I am a physics student trying to learn group theory, I am studying on Pierre Ramond's book "Group theory – a physicist's survey".

I am just really confused about a pretty elementary fact.

When talking about finite size groups the book introduces the notion of quotient groups and explains their construction. Given a group $G$ and a normal subgroup $\mathcal{H}$ then the cosets $g_i\mathcal{H}$ can be given a group structure using the normality properties of $\mathcal{H}$, .

The book also says that the size of this group of cosets $G/\mathcal{H}$ is $\dfrac{n_G}{n_\mathcal{H}}$ with $n_G$ being the size of $G$ and $n_\mathcal{H}$ being the size of the subgroup $\mathcal{H}$ the book does not give any proof of this statement about the size of the quotient group treating it as a trivial result but the counting just doesn't add up to me.

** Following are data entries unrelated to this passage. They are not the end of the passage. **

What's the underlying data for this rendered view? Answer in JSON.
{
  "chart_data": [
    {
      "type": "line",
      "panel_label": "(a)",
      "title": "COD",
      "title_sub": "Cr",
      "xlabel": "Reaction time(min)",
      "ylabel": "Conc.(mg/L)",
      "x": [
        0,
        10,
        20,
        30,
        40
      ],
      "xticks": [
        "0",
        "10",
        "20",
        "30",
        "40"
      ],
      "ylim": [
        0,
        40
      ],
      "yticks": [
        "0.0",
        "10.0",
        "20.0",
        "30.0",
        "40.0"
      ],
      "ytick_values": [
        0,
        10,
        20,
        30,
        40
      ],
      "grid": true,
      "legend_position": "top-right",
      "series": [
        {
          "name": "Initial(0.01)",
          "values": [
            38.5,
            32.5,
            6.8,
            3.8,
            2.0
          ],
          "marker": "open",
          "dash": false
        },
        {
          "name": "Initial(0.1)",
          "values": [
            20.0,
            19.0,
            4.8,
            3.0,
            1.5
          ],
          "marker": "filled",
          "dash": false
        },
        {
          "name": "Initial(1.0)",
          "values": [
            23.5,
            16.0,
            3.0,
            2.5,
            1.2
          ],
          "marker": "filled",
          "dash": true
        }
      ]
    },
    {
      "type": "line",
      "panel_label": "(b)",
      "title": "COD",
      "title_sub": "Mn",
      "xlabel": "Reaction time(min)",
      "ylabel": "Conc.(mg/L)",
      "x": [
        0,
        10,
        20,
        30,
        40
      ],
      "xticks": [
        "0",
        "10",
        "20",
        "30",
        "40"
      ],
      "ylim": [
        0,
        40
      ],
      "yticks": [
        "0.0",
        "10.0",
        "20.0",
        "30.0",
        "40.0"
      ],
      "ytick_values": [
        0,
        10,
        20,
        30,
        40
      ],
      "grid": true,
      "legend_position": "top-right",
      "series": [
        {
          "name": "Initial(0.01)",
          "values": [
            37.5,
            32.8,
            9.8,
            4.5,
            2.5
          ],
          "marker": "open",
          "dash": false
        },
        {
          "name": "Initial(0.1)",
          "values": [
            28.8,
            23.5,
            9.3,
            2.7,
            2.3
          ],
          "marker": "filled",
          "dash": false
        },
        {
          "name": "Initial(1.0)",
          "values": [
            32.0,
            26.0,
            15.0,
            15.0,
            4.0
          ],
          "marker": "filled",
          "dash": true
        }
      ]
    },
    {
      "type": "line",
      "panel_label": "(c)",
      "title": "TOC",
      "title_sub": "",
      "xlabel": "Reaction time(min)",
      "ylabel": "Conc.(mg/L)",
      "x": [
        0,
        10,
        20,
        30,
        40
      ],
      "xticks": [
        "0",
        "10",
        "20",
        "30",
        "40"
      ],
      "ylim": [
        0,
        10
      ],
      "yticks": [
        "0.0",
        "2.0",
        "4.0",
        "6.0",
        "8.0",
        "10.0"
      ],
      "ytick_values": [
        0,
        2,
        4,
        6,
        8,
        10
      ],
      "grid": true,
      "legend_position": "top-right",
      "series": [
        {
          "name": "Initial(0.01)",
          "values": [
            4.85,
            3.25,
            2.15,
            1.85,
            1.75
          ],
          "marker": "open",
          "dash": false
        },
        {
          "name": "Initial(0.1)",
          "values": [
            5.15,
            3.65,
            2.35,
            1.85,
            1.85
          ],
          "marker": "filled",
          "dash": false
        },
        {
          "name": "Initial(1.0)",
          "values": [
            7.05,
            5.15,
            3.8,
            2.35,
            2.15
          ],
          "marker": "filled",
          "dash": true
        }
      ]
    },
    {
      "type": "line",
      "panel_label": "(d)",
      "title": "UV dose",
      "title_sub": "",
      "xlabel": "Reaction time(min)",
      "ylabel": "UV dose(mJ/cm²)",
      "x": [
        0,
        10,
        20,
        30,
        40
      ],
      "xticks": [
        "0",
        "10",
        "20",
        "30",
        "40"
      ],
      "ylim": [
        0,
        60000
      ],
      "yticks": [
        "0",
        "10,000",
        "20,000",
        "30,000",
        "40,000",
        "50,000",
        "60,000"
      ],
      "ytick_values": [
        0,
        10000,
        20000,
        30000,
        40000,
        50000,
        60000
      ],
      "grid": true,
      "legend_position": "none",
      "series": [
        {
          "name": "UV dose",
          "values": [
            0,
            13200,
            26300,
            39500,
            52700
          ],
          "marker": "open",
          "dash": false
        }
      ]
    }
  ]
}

I mean, in $G$ we have $n_G-n_\mathcal{H}$ elements that are not in $\mathcal{H}$, in fact we could write sumeting like $G = \{g_1, g_2, g_3, …, g_{n_G-n_\mathcal{H}}\} \bigcup \mathcal{H}$. This would imply that the cosets I can build are:
$$
G/\mathcal{H} = \{\mathcal{H}, g_1 \mathcal{H}, g_2 \mathcal{H},…, g_{n_G-n_\mathcal{H}}\mathcal{H}\}
$$

Giving it a size of $n_G – n_\mathcal{H} + 1$.

I know i must be at fault on this thing since the fact that the size of the quotient group is $\dfrac{n_G}{n_\mathcal{H}}$ is stated pretty much everywhere in group theory books but i just can't seem to find where I am wrong about this.

Can you give me a simple proof that the size of $G/\mathcal{H}$ is $\dfrac{n_G}{n_\mathcal{H}}$?

Best Answer

What you're missing is that $gH$ and $kH$ can be the same coset, even if $g$ and $k$ are different elements.

We define an equivalence relation as follows: $g \sim k$ if and only if $g = hk$ for some $h \in H$. It's easy to check that this is indeed an equivalence relation, and that each equivalence class has size $|H|$. You should also try proving that $gH = kH$ if and only if $g \sim k$; this gives you the conclusion.